Tu es probablement en plein coeur de la crise : entre hier et demain, coincé entre le déjà fait et le possible, déjà sorti d’un état où, physiquement, tu demeures, en attendant de foncer vers l’exil, qui sera ton rapatriement personnel. […] L’important demeure qu’en fin de compte on avance vers quelque chose d’essentiel — une vérité recherchée aveuglément[32].

Seule l’écriture semble permettre une quête de vérité et la conquête d’une sorte de liberté. Cela est particulièrement évident dans une lettre que Major envoie à Jacques Ferron en 1965 : « Et puis j’ai compris que je n’étais pas chez moi à Parti pris, pas plus d’ailleurs que je ne l’étais chez Dupuis. Là où je respirais à mon aise, c’est dans le livre que j’écrivais, c’est dans l’immense espace de l’écriture. J’ai choisi de vivre ce rêve qu’est le livre perpétuel[33]. »

De même, pour Vadeboncoeur c’est, au début des années 1970, l’écriture qui permet la mobilisation politique et l’atteinte de ses objectifs : « Cependant, une chose est certaine : c’est que ce projet d’écrire, cette écriture que je projette, je sens très bien que ce n’est pas un moyen de parler de cette révolution, mais principalement un moyen de l’accomplir[34]. » Pour ce dernier, seule la littérature semble à même d’opérer la transformation qu’il considère nécessaire d’effectuer sur le plan tant politique qu’individuel.

La littérature

Ce qui caractérise le dialogue entre les deux écrivains, c’est la tension constante entre l’expression de soi, de la quotidienneté, et la permanence d’une forme d’universalité. L’écriture semble un moyen de saisir le réel, de garder « “le monde de la vie” sous un éclairage perpétuel[35] », pour reprendre les mots de Milan Kundera. Les échanges abondants sur la littérature dans cette correspondance révèlent un goût partagé pour les oeuvres qui valorisent les déplacements, les voyages et la découverte. Il y est par ailleurs peu question d’écrivains québécois. Si Vadeboncoeur mentionne au passage Réjean Ducharme et Victor-Lévy Beaulieu[36] pour dire qu’il ne les a pas lus, c’est davantage Major qui fait référence à ses contemporains. La soif de savoir des deux hommes est alors résolument tournée vers l’ailleurs et s’assouvit à l’extérieur des frontières du Québec. Lorsque des écrivains québécois sont évoqués sous la plume de Major, c’est précisément parce qu’ils sont parvenus à accueillir une forme d’étrangeté dans leurs oeuvres. Dans l’avant-dernière lettre qu’il envoie à Vadeboncoeur, le 16 janvier 2005, il rappelle ce qui lui a d’abord plu dans l’oeuvre de Jacques Ferron :

Dans ta dernière lettre, tu évoques, à propos de Ferron, « l’étrangeté » de son style et le caractère « lointain, anachronique » de son monde romanesque, que tu attribues à sa personnalité affligée d’une « absence », « n’ayant pour ainsi dire pas véritablement d’assise dans le sentiment ». C’est peut-être cela qui m’avait d’abord séduit chez lui — cette distance critique, ce refus d’être au diapason de son époque, ce défi au réel, toutes choses qui l’apparentent à Marcel Aymé[37].

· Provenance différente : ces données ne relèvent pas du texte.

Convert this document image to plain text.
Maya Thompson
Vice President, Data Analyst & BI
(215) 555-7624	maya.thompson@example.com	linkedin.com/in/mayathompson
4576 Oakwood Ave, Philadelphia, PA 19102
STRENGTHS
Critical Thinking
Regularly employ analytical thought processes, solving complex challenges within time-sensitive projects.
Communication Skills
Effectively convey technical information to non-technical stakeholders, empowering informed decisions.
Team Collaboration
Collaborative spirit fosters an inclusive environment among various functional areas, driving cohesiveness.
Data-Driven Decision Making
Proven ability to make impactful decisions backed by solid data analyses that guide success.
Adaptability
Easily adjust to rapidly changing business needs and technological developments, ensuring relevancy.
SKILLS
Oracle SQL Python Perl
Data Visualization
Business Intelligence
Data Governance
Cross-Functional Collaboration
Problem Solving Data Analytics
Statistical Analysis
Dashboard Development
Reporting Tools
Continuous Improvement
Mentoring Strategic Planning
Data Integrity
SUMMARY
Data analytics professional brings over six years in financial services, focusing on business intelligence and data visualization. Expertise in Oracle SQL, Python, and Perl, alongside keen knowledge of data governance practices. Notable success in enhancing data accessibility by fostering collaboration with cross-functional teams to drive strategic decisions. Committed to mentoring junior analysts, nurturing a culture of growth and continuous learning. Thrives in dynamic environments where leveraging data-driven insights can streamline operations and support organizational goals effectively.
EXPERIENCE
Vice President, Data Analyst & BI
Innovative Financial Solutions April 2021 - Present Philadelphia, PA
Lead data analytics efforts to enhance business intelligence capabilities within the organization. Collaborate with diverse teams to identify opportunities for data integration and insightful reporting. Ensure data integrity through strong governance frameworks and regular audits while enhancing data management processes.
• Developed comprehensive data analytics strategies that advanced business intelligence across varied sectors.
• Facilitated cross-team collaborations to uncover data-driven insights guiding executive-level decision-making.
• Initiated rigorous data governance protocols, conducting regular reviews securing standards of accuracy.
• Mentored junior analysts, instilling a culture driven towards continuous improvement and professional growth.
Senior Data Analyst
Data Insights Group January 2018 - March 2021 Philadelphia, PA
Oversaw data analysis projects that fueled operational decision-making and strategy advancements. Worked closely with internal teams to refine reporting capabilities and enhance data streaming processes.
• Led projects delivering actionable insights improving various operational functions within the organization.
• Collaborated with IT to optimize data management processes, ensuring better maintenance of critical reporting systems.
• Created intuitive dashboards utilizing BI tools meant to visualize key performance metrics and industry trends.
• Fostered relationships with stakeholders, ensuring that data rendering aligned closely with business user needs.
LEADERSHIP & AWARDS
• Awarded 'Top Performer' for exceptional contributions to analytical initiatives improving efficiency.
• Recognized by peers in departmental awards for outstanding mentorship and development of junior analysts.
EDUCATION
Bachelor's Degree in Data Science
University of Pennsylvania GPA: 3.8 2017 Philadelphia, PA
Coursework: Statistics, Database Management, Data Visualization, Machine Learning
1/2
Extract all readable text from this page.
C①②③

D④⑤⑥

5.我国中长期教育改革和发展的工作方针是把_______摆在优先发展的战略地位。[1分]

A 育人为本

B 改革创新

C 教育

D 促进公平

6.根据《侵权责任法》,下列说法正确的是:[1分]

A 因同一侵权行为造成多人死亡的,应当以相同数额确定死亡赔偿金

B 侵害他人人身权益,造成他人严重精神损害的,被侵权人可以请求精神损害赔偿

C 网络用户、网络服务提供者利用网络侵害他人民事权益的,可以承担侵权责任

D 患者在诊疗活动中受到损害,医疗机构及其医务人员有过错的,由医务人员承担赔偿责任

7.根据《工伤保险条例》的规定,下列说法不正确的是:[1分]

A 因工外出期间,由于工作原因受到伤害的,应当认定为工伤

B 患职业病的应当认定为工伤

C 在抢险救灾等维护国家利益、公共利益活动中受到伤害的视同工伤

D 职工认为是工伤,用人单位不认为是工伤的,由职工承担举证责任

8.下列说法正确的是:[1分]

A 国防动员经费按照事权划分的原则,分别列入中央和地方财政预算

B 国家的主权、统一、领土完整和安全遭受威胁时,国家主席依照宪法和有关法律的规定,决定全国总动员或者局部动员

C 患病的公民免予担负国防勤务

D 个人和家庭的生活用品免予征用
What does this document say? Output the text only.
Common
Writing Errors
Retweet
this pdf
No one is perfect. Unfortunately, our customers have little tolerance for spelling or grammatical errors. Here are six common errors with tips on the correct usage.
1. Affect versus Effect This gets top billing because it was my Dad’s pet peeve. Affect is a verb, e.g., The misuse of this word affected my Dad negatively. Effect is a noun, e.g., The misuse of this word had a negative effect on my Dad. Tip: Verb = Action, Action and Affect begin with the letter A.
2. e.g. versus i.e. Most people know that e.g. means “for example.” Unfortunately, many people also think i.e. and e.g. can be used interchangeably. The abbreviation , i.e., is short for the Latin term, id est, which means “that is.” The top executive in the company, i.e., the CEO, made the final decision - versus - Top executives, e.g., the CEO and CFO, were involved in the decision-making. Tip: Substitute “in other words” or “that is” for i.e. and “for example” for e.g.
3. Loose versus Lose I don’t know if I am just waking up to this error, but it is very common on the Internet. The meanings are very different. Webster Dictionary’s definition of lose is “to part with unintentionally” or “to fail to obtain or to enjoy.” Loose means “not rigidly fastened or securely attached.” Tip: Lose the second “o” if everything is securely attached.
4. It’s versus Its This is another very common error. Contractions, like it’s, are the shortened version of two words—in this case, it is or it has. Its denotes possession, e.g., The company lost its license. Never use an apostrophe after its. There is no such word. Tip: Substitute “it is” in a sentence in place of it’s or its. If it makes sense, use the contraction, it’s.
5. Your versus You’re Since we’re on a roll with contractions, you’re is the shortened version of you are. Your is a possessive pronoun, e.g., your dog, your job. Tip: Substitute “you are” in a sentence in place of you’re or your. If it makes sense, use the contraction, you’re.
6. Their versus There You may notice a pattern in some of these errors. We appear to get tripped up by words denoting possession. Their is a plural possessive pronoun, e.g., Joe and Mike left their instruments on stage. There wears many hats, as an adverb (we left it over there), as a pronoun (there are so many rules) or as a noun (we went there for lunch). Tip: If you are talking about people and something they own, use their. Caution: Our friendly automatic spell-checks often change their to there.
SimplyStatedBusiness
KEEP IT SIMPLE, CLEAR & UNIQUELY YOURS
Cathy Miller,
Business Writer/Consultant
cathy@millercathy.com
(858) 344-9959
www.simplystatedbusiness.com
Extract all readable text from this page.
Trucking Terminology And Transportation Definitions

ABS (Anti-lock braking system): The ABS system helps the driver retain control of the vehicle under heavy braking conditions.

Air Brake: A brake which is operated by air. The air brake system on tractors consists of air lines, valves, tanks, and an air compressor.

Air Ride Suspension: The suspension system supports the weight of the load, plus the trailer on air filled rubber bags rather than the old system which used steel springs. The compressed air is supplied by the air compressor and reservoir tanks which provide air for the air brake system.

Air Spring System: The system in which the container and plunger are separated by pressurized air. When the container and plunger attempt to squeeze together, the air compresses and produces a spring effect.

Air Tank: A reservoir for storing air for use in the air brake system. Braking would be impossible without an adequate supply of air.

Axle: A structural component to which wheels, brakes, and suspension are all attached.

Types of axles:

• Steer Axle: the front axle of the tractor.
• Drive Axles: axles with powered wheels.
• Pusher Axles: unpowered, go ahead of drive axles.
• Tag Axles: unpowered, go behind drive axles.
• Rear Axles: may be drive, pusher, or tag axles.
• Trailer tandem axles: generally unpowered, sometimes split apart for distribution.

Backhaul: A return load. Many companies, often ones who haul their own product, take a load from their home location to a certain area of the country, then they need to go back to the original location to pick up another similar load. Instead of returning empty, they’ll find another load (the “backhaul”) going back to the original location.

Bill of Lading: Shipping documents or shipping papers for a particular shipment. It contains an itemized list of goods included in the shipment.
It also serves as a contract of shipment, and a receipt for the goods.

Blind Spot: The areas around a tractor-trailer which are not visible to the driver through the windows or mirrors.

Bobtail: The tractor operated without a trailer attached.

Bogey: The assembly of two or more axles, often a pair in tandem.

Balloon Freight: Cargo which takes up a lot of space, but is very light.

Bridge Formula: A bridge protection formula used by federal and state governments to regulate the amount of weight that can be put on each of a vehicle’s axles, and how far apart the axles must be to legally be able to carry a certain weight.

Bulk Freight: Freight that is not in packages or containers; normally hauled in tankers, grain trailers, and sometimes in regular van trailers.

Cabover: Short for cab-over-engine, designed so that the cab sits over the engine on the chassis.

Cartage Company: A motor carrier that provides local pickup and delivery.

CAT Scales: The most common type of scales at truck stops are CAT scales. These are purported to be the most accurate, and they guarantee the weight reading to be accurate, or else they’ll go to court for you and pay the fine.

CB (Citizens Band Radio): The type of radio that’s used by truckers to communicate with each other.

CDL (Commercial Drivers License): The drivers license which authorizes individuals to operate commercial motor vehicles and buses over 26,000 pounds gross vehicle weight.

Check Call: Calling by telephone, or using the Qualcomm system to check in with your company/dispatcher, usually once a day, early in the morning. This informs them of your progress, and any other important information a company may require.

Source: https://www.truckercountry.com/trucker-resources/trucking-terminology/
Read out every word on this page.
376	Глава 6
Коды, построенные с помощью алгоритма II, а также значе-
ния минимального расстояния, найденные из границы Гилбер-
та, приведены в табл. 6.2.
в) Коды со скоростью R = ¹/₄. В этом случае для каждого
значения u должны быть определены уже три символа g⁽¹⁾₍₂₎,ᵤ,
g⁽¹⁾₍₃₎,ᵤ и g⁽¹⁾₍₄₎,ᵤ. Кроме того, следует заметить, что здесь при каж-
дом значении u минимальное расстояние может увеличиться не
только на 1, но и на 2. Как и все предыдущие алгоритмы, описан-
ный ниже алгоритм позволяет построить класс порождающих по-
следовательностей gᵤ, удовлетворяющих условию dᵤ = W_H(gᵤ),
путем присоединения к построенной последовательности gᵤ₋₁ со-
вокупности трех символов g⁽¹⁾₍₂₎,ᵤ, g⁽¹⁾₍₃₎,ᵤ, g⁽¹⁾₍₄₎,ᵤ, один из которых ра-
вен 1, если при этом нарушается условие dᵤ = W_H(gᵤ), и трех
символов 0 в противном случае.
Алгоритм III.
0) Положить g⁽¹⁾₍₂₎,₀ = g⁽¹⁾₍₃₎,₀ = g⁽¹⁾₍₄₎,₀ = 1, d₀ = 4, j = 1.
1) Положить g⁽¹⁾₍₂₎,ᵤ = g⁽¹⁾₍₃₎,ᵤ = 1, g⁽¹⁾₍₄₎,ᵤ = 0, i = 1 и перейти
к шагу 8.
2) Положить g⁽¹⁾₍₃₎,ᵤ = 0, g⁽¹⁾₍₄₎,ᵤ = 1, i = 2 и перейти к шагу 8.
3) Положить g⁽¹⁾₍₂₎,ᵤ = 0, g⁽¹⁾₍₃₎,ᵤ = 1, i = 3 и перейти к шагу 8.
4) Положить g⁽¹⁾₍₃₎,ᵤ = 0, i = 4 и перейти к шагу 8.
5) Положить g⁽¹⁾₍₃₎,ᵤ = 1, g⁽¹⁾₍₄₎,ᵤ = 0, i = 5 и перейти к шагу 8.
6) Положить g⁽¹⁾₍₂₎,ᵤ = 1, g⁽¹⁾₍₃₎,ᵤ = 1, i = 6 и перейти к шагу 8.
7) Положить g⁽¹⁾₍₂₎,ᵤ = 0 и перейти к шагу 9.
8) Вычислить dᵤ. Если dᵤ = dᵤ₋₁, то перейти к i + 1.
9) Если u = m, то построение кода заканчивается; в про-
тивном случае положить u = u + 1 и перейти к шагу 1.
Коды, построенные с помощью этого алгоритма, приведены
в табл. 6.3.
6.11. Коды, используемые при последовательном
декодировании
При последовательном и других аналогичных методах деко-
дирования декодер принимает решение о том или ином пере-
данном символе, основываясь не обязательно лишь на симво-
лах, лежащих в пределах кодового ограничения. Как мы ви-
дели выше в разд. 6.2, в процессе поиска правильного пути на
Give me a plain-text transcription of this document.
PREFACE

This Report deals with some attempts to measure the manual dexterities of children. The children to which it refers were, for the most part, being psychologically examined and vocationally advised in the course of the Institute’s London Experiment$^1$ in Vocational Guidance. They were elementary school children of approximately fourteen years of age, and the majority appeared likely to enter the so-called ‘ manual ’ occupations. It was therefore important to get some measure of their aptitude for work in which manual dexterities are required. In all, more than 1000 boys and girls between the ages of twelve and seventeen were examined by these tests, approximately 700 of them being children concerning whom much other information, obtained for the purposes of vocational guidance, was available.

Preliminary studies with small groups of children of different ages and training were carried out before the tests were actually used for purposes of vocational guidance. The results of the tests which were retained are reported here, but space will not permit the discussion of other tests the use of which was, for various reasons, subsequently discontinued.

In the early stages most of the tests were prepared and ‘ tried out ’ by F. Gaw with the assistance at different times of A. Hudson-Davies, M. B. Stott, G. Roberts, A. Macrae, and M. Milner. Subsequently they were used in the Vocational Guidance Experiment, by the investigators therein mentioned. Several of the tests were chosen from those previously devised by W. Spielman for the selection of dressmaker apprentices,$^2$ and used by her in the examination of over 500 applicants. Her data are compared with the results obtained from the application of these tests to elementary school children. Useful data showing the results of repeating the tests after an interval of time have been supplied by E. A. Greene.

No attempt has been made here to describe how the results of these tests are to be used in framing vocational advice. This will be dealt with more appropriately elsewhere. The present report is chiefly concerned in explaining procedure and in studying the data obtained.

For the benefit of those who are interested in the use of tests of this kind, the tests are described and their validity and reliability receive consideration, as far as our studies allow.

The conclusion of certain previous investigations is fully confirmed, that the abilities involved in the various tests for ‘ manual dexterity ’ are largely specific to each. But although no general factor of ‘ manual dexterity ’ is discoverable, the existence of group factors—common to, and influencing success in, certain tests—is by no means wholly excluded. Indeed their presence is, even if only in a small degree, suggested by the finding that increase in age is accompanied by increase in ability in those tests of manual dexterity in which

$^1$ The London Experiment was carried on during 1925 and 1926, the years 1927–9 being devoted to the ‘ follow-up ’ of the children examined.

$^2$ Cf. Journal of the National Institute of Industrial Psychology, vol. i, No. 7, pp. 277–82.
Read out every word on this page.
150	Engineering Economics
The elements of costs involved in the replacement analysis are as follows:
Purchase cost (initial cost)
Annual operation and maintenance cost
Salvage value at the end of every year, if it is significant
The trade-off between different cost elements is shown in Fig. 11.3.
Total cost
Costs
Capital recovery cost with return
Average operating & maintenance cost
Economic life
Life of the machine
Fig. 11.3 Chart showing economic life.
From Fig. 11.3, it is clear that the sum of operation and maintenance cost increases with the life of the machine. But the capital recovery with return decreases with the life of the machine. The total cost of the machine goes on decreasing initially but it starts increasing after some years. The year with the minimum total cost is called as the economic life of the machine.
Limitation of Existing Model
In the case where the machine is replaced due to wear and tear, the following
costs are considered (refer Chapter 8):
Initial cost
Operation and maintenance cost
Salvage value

Quelques lignes plus loin, Major ajoute : « [E]t je me suis tourné vers Gabrielle Roy et Tchékhov chez qui je trouve une humanité dont leur écriture me rend immédiatement solidaire[38]. » De même, dans ses carnets réunis sous le titre L’esprit vagabond, il écrit : « Savard appartient à cette race d’écrivains qui se réclament d’un terroir parce qu’ils savent que leur langage se nourrit de la sève douce-amère de leurs racines, bien que leur sensibilité et leurs exigences les incitent à piller le répertoire universel[39]. » Plus qu’une tension entre l’ici et l’ailleurs, ce qui paraît fondamental chez Major et Vadeboncoeur, c’est la possibilité qu’offre la littérature d’apporter un « surcroît d’existence[40] ». En effet, la poésie, la philosophie, mais les romans surtout, sont aptes à combler un manque, inhérent à l’homme, une forme d’absence que Vadeboncoeur relevait chez Ferron. Pour Vadeboncoeur, Rousseau s’avère un antidote au vide :

Mais tout ceci pour te dire combien ta sensibilité à propos de Rousseau est voisine de la mienne. J’ajoute que je l’ai lu, pour une bonne part, pour exactement le même plaisir que d’autres, plus ingénus, lisent le courrier du coeur ! Il faut que je sois très ravagé, et de jour en jour je me rends davantage compte que je le suis en effet. Alors Rousseau, c’est la présence ; c’est la conversation dont tu parles. C’est le coeur[41].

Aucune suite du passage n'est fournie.